Je me relevai, brandis Kuromaru sous son nez.
« Aventurier de rang SSS, . Enchanté, aventurière de rang A, Arisé-san ? »
« Bi, bienvenue… Maître. »
Mon ancienne élève, Arisé Ifrîl, face à mon sourire canaille, montra des larmes nées de la peur — qu'elle n'avait sans doute jamais montrées — et, avec un sourire forcé, m'appela du nom d'autrefois.
***
C'était à l'époque où je voyageais sur le continent des démons avec ces trois-là — — — —
Dans une guilde d'aventuriers, alors que nous cherchions du boulot pour renflouer la caisse, une gamine rousse incroyablement insolente s'était incrustée. Ses longs cheveux roux bouclaient légèrement, son armure neuve à peine digne de ce nom, la poignée de son épée ne portait même pas de trace de main.
Cette débutante évidente avait coupé la file devant nous et tendu la main vers une requête de rang S. Naturellement, le guichet l'avait recalée, mais elle avait geigné : « Je suis forte, je peux le faire ! ! » en faisant un caprice. Les voyous aventuriers présents étaient sur le point de lui mettre la main dessus, alors je m'approchai d'elle et dis :
« Si tu me bats, je te laisse prendre cette requête S. »
À ces mots, elle cessa de geindre, afficha soudain un sourire ravi et accepta le défi.
« Je ne perdrai pas contre un mec chétif comme toi ! ! »
Face à cette provocation, je ressentis une pointe d'irritation et la mis en pièces — — — — non, je lui fis comprendre l'écart de nos forces. Mon niveau d'alors était SS, je me retins juste assez pour qu'elle sente qu'elle servait de jouet.
Elle fut mise en lambeaux, incapable de crier de douleur, se mit à pleurer. Je lui soignai les blessures par magie et la mis dehors. Le grand événement du jour s'acheva là.
Le lendemain, elle réapparut à la guilde.
« S'il vous plait ! ! Faites de moi votre disciple ! Non, s'il vous plait ! ! »

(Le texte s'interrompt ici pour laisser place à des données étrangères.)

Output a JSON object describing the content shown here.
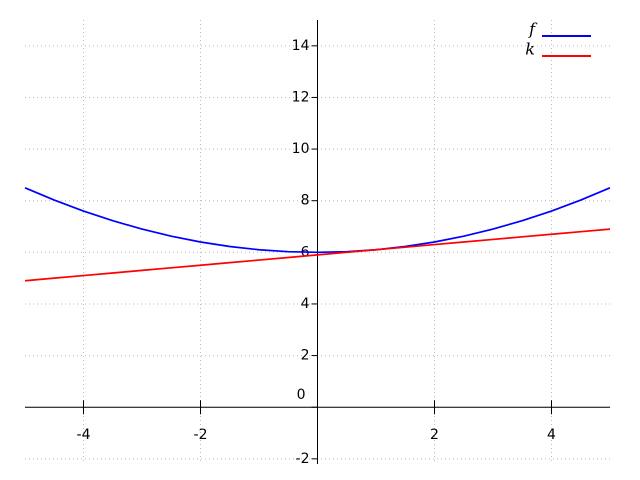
{
  "chart_data": {
    "type": "line",
    "x": [
      -5,
      -4.5,
      -4,
      -3.5,
      -3,
      -2.5,
      -2,
      -1.5,
      -1,
      -0.5,
      0,
      0.5,
      1,
      1.5,
      2,
      2.5,
      3,
      3.5,
      4,
      4.5,
      5
    ],
    "series": [
      {
        "name": "f",
        "color": "#0000ff",
        "values": [
          8.5,
          8.025,
          7.6,
          7.225,
          6.9,
          6.625,
          6.4,
          6.225,
          6.1,
          6.025,
          6,
          6.025,
          6.1,
          6.225,
          6.4,
          6.625,
          6.9,
          7.225,
          7.6,
          8.025,
          8.5
        ]
      },
      {
        "name": "k",
        "color": "#ff0000",
        "values": [
          4.9,
          5.0,
          5.1,
          5.2,
          5.3,
          5.4,
          5.5,
          5.6,
          5.7,
          5.8,
          5.9,
          6.0,
          6.1,
          6.2,
          6.3,
          6.4,
          6.5,
          6.6,
          6.7,
          6.8,
          6.9
        ]
      }
    ],
    "xlim": [
      -5,
      5
    ],
    "ylim": [
      -2.2,
      15
    ],
    "xticks": [
      -4,
      -2,
      2,
      4
    ],
    "yticks": [
      -2,
      0,
      2,
      4,
      6,
      8,
      10,
      12,
      14
    ],
    "grid": true,
    "legend": "upper right"
  }
}
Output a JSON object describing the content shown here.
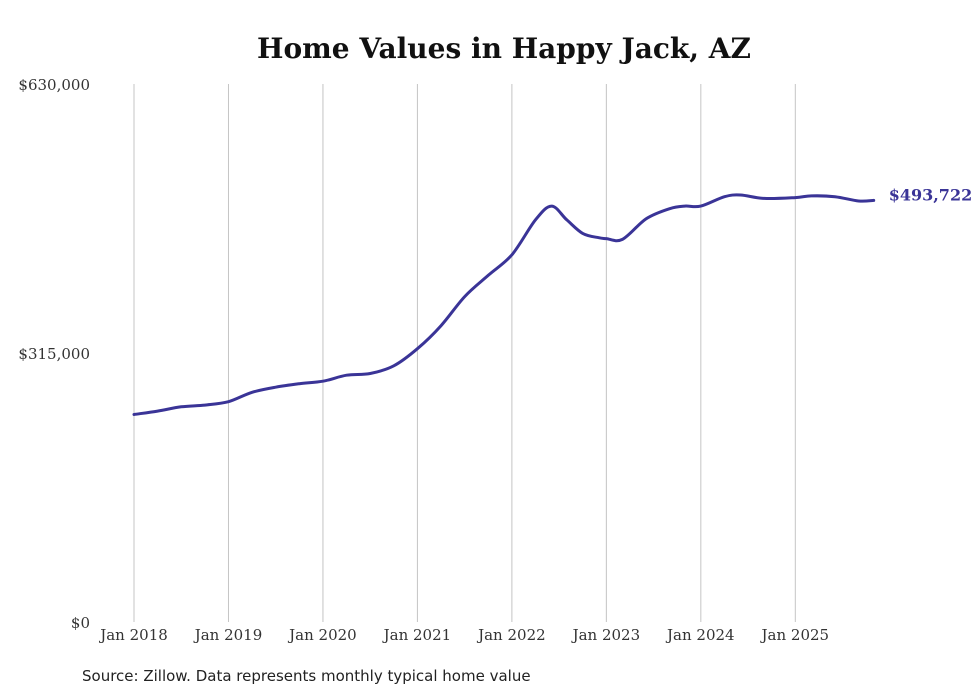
{
  "chart_data": {
    "type": "line",
    "title": "Home Values in Happy Jack, AZ",
    "xlabel": "",
    "ylabel": "",
    "ylim": [
      0,
      630000
    ],
    "y_ticks": [
      {
        "value": 0,
        "label": "$0"
      },
      {
        "value": 315000,
        "label": "$315,000"
      },
      {
        "value": 630000,
        "label": "$630,000"
      }
    ],
    "x_ticks": [
      {
        "value": 2018,
        "label": "Jan 2018"
      },
      {
        "value": 2019,
        "label": "Jan 2019"
      },
      {
        "value": 2020,
        "label": "Jan 2020"
      },
      {
        "value": 2021,
        "label": "Jan 2021"
      },
      {
        "value": 2022,
        "label": "Jan 2022"
      },
      {
        "value": 2023,
        "label": "Jan 2023"
      },
      {
        "value": 2024,
        "label": "Jan 2024"
      },
      {
        "value": 2025,
        "label": "Jan 2025"
      }
    ],
    "xlim": [
      2018,
      2025.833
    ],
    "grid": "vertical",
    "series": [
      {
        "name": "Typical home value",
        "color": "#3a3497",
        "end_label": "$493,722",
        "points": [
          [
            2018.0,
            243000
          ],
          [
            2018.25,
            247000
          ],
          [
            2018.5,
            252000
          ],
          [
            2018.75,
            254000
          ],
          [
            2019.0,
            258000
          ],
          [
            2019.25,
            269000
          ],
          [
            2019.5,
            275000
          ],
          [
            2019.75,
            279000
          ],
          [
            2020.0,
            282000
          ],
          [
            2020.25,
            289000
          ],
          [
            2020.5,
            291000
          ],
          [
            2020.75,
            300000
          ],
          [
            2021.0,
            320000
          ],
          [
            2021.25,
            347000
          ],
          [
            2021.5,
            381000
          ],
          [
            2021.75,
            406000
          ],
          [
            2022.0,
            430000
          ],
          [
            2022.25,
            471000
          ],
          [
            2022.42,
            487000
          ],
          [
            2022.58,
            471000
          ],
          [
            2022.75,
            455000
          ],
          [
            2022.92,
            450000
          ],
          [
            2023.0,
            449000
          ],
          [
            2023.17,
            448000
          ],
          [
            2023.42,
            472000
          ],
          [
            2023.67,
            484000
          ],
          [
            2023.83,
            487000
          ],
          [
            2024.0,
            487000
          ],
          [
            2024.25,
            498000
          ],
          [
            2024.42,
            500000
          ],
          [
            2024.67,
            496000
          ],
          [
            2025.0,
            497000
          ],
          [
            2025.17,
            499000
          ],
          [
            2025.42,
            498000
          ],
          [
            2025.67,
            493000
          ],
          [
            2025.83,
            493722
          ]
        ]
      }
    ]
  },
  "footer": {
    "source": "Source: Zillow. Data represents monthly typical home value"
  }
}
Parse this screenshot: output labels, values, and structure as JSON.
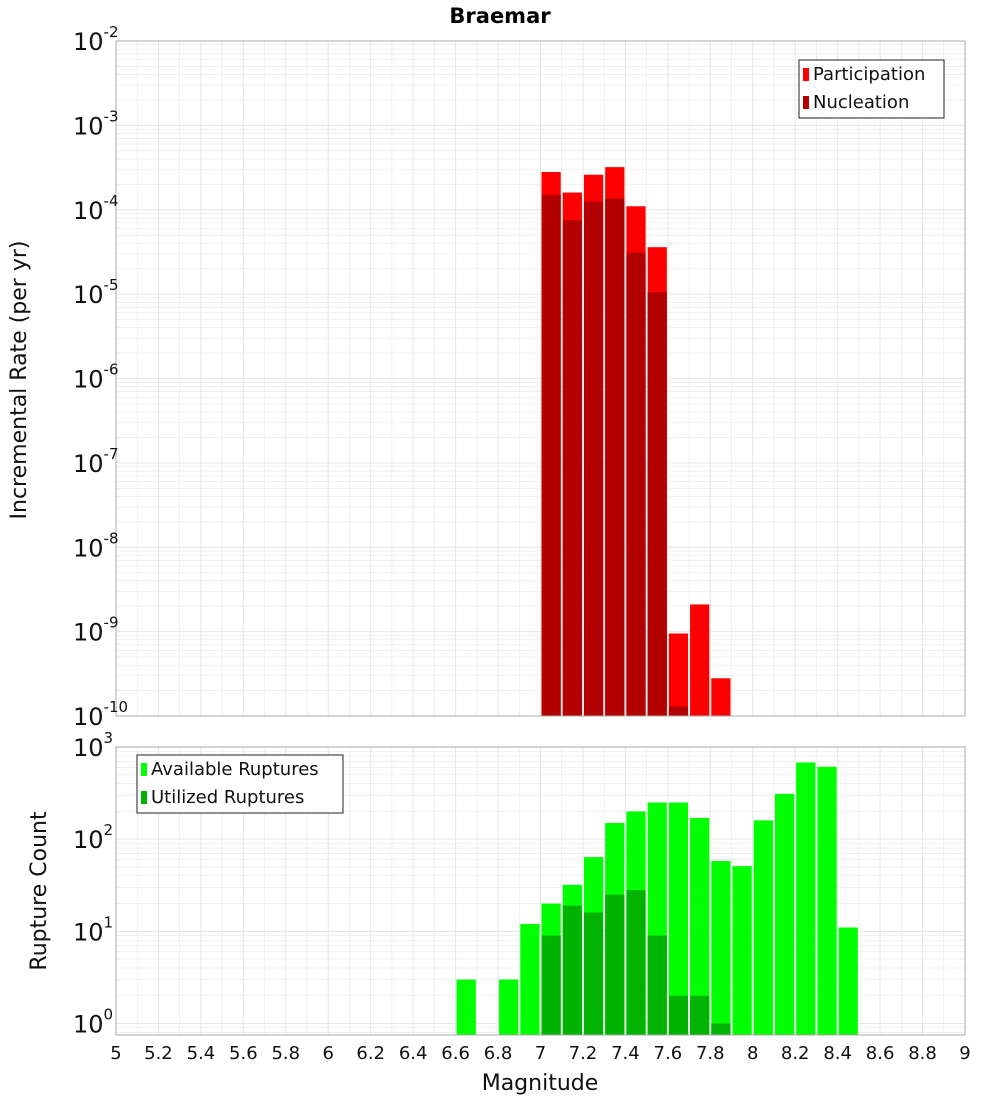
{
  "title": "Braemar",
  "xlabel": "Magnitude",
  "colors": {
    "participation": "#ff0000",
    "nucleation": "#b30000",
    "available": "#00ff00",
    "utilized": "#00b300",
    "grid": "#e6e6e6",
    "frame": "#aaaaaa"
  },
  "chart_data": [
    {
      "type": "bar",
      "ylabel": "Incremental Rate (per yr)",
      "yscale": "log",
      "ylim": [
        1e-10,
        0.01
      ],
      "xlim": [
        5,
        9
      ],
      "ytick_base": "10",
      "ytick_exponents": [
        "-10",
        "-9",
        "-8",
        "-7",
        "-6",
        "-5",
        "-4",
        "-3",
        "-2"
      ],
      "legend_position": "top-right",
      "bin_width": 0.1,
      "series": [
        {
          "name": "Participation",
          "x": [
            7.05,
            7.15,
            7.25,
            7.35,
            7.45,
            7.55,
            7.65,
            7.75,
            7.85
          ],
          "values": [
            0.00028,
            0.00016,
            0.00026,
            0.00032,
            0.00011,
            3.6e-05,
            9.5e-10,
            2.1e-09,
            2.8e-10
          ]
        },
        {
          "name": "Nucleation",
          "x": [
            7.05,
            7.15,
            7.25,
            7.35,
            7.45,
            7.55,
            7.65
          ],
          "values": [
            0.00015,
            7.5e-05,
            0.000125,
            0.000135,
            3.1e-05,
            1.05e-05,
            1.3e-10
          ]
        }
      ]
    },
    {
      "type": "bar",
      "ylabel": "Rupture Count",
      "yscale": "log",
      "ylim": [
        0.75,
        1000
      ],
      "xlim": [
        5,
        9
      ],
      "ytick_base": "10",
      "ytick_exponents": [
        "0",
        "1",
        "2",
        "3"
      ],
      "legend_position": "top-left",
      "bin_width": 0.1,
      "series": [
        {
          "name": "Available Ruptures",
          "x": [
            6.65,
            6.85,
            6.95,
            7.05,
            7.15,
            7.25,
            7.35,
            7.45,
            7.55,
            7.65,
            7.75,
            7.85,
            7.95,
            8.05,
            8.15,
            8.25,
            8.35,
            8.45
          ],
          "values": [
            3,
            3,
            12,
            20,
            32,
            64,
            150,
            200,
            250,
            250,
            170,
            58,
            51,
            160,
            310,
            680,
            610,
            11
          ]
        },
        {
          "name": "Utilized Ruptures",
          "x": [
            7.05,
            7.15,
            7.25,
            7.35,
            7.45,
            7.55,
            7.65,
            7.75,
            7.85
          ],
          "values": [
            9,
            19,
            16,
            25,
            28,
            9,
            2,
            2,
            1
          ]
        }
      ]
    }
  ],
  "xticks": [
    "5",
    "5.2",
    "5.4",
    "5.6",
    "5.8",
    "6",
    "6.2",
    "6.4",
    "6.6",
    "6.8",
    "7",
    "7.2",
    "7.4",
    "7.6",
    "7.8",
    "8",
    "8.2",
    "8.4",
    "8.6",
    "8.8",
    "9"
  ]
}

Nous étions venus rendre compte d'une mission, et nous fûmes stupéfaits. Naturellement, c'était embêtant, alors je refusai, mais elle insista désespérément. Elle s'accrochait en hurlant qu'elle voulait devenir forte pour protéger son village. C'était vraiment chiant et pénible, mais je finis par me dire que tant que je ne l'acceptais pas, l'emmerde continuerait.
« -sama, prenez-la comme disciple déjà ! ! »
« C, c'est ça ! ! »
« Moi aussi je le pense. »
Mes trois compagnons finirent par craquer et se mirent à me supplier à leur tour. Même la nuit à l'auberge, elle restait en dogeza devant la porte…
Bref, je devins son maître, et elle m'accompagna quelque temps.
— — — — C'est ainsi qu'est née Arisé Ifrîl.